ラジエーター・インレットを縦長の三角形状とすることでサイドポッドの幅を大幅に縮め、サイドインパクト構造をウイング状に仕立て上げて、これに細かなフィンとリアビューミラーをマウントし、更にこれらの変更に合わせた新型のフロアを投入した。
角田裕毅が「どうやってこれでパワーユニットを冷却するの??」と好奇心をのぞかせたように、これだけタイトなサイトポッドを実現するには高効率の冷却システムが欠かせない。
F1チーフ・テクニカルオフィサーのパット・シモンズはF1 TVの中で、メルセデスは航空宇宙産業を営むオックスフォードシャー州のリアクション・エンジンズ社製のインタークーラーの採用することで、この超絶タイトなサイトポッドを作り上げたと指摘している。
何にせよ、激変したW13の外観に大きな注目が集まる中でジョージ・ラッセルが「見た目ではなくどれだけ速く走れるかが重要」と真っ当な見解を示したように、見栄えは関係なく技術は手段であり全てはパフォーマンスだ。

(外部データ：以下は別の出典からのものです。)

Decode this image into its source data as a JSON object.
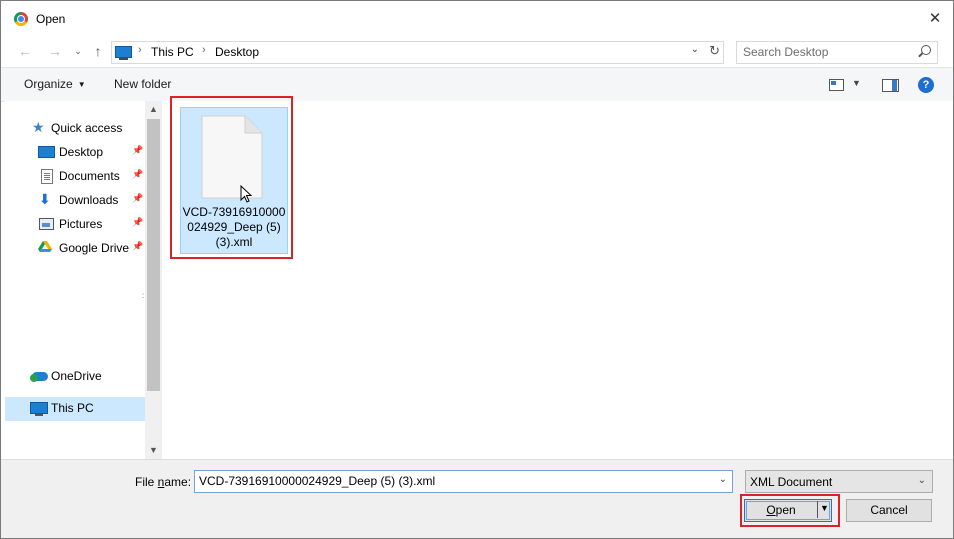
{
  "window": {
    "title": "Open",
    "close_label": "✕"
  },
  "address": {
    "breadcrumbs": [
      "This PC",
      "Desktop"
    ],
    "separator": "›"
  },
  "search": {
    "placeholder": "Search Desktop"
  },
  "toolbar": {
    "organize_label": "Organize",
    "new_folder_label": "New folder",
    "help_label": "?"
  },
  "sidebar": {
    "items": [
      {
        "label": "Quick access",
        "icon": "star-icon"
      },
      {
        "label": "Desktop",
        "icon": "desktop-icon",
        "pinned": true
      },
      {
        "label": "Documents",
        "icon": "documents-icon",
        "pinned": true
      },
      {
        "label": "Downloads",
        "icon": "downloads-icon",
        "pinned": true
      },
      {
        "label": "Pictures",
        "icon": "pictures-icon",
        "pinned": true
      },
      {
        "label": "Google Drive",
        "icon": "google-drive-icon",
        "pinned": true
      },
      {
        "label": "OneDrive",
        "icon": "onedrive-icon"
      },
      {
        "label": "This PC",
        "icon": "this-pc-icon",
        "selected": true
      }
    ]
  },
  "files": [
    {
      "name": "VCD-73916910000024929_Deep (5) (3).xml",
      "selected": true
    }
  ],
  "bottom": {
    "file_name_label_pre": "File ",
    "file_name_label_u": "n",
    "file_name_label_post": "ame:",
    "file_name_value": "VCD-73916910000024929_Deep (5) (3).xml",
    "file_type": "XML Document",
    "open_label_u": "O",
    "open_label_post": "pen",
    "cancel_label": "Cancel"
  },
  "colors": {
    "selection": "#cce8ff",
    "highlight": "#d8232a",
    "accent": "#1e6fd0"
  }
}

W13についてホーナーは「弱肉強食のF1において、太鼓はこの手の物事に大きな音を立てるものであり、かなり過激な解釈がなされるのではとの噂もあった」と口を開いた。
そして「視覚的に言えば我々を含む他のチームが取るコンセプトからかなり逸脱している」とその創造性を評価しつつも「だからといって、それが良いとか悪いとかいうことではなく、単に解釈が違うというだけだ」と補足した。
「当然、あれに合わせてレイアウト的に妥協した部分もあるわけで、見た目が全く違うということ以外の結論を出すことはできない」
「あれが正しいのかどうかについては、時間が経たなければ分からない。F1においては、設計思想が一定期間を経て収束する傾向があるものの、1枚の紙から10通りの解釈が出てくる事がこのスポーツの良いところでもある」
「メルセデスは極端に異なる解釈を提示してきた」
ホーナーはテスト初日、ガレージ裏で独AMuSのインタビューに答え、新型メルセデスの合法性に疑問を投げかけた。後にチームが火消しに走る場面があったが、この日も改めて報道内容を否定し、W13は「レギュレーションに適合しているように見える」と語った。